What areas of design are represented in the program series?
We are embracing multifaceted aspects of design as the field has been expanding into a variety of areas, from industrial design, graphic design, product design, social design, fashion design, to integration within music genres including pop, classic, and traditional, to media art, technology, AR/VR, social, digital, scientific, and technological spheres. All of these areas are related to the area of design because it is the artistic interpretations of designers that make the world around us more understandable and satisfying.

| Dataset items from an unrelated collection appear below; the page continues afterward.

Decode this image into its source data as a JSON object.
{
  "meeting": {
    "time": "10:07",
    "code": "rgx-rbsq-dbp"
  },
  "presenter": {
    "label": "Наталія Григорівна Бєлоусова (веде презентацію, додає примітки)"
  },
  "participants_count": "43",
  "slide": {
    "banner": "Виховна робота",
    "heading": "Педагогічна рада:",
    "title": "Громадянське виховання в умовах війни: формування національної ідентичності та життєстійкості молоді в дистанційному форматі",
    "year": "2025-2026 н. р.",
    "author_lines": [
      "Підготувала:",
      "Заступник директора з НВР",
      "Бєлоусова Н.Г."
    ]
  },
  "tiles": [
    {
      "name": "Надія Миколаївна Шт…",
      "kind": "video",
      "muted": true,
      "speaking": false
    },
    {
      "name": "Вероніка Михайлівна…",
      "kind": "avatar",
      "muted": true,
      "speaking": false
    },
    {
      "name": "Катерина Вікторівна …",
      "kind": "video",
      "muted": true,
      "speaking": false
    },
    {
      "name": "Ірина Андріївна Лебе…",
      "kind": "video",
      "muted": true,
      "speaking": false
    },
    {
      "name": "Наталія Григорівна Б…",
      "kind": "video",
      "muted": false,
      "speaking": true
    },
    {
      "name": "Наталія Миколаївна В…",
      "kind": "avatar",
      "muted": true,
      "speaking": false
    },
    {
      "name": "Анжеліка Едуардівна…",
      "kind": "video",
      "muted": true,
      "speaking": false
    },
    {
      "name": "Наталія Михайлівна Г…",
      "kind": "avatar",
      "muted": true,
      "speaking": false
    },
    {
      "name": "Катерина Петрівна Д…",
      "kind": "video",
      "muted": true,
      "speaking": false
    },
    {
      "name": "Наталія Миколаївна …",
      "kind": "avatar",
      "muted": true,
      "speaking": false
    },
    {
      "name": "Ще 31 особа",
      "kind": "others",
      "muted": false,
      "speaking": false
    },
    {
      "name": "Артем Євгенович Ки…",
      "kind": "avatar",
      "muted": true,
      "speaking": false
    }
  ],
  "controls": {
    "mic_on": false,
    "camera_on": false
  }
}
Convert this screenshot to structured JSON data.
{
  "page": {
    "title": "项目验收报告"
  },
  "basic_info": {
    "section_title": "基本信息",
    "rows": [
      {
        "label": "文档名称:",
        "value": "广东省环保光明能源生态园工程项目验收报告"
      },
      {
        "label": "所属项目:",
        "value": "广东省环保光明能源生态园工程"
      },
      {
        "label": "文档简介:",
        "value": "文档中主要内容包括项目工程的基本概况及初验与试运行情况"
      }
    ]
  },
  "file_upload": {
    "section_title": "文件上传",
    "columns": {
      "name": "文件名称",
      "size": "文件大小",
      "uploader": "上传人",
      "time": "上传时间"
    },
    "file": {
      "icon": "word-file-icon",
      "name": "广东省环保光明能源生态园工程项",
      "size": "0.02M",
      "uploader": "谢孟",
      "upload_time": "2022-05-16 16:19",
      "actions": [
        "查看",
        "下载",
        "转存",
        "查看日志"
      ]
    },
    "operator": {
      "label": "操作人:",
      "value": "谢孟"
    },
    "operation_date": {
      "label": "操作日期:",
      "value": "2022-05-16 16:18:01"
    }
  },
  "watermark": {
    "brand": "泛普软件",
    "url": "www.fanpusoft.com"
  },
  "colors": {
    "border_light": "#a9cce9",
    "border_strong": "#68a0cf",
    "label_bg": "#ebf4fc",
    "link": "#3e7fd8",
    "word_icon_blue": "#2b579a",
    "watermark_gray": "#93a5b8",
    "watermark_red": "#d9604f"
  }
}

What are the highlights of this year’s event and the exhibited works?
There are so many, it is hard to only name a few. The GDB 2021 is highlighting both analog exploration as well as technological advancement particularly in relation to the positive ways they are helping the world cope and combat the current pandemic via designs of digital and smart technologies. For instance, ’’SounDUB System’’ is a welcoming installation consisting of a large wall of visual elements with labels representing each exhibitor. It was designed by MOTOElastico (South Korea) and built FUNNYPAPER (South Korea) with honeycomb cardboards, and is a ’’media wall’’ inspired by Jamaican sound systems that projects pre-digital forms of communication, from graffiti to graphic stickers, from concerts to uprising and political propaganda. The work explores artistic revolution and celebrates the Jamaican root of DUB—’’dubbing’’ (mixing) international elements with local flavors.
The ’From Color to Eternity’ is an installation work collaborated between Wanda Barcelona Design Studio (Spain) and D MUSEUM (South Korea): more than 4,000 paper blossoms, symbolizing the blooming wisteria flower, have been created by applying sophisticated laser and die-cutting techniques on fire-retardant paper, and then folded and weaved again by hand. The result is a magical scene of timeless splendor in which the design work and the audience communicate through seemingly natural beauty.
Another highlight is the Peace of Mind project by EvoM, the first AI composer in Korea created by Professor Changwook Ahn. The work ’’Peace of Mind’’ was designed to connect and expand human-human relationships due to the distancing effects of AI in this unprecedented pandemic era. EvoM has a cold mechanical heart but conveys a peaceful message to the mind of those who are exhausted physically and mentally as a result of suffering from the Corona Blues phenomenon.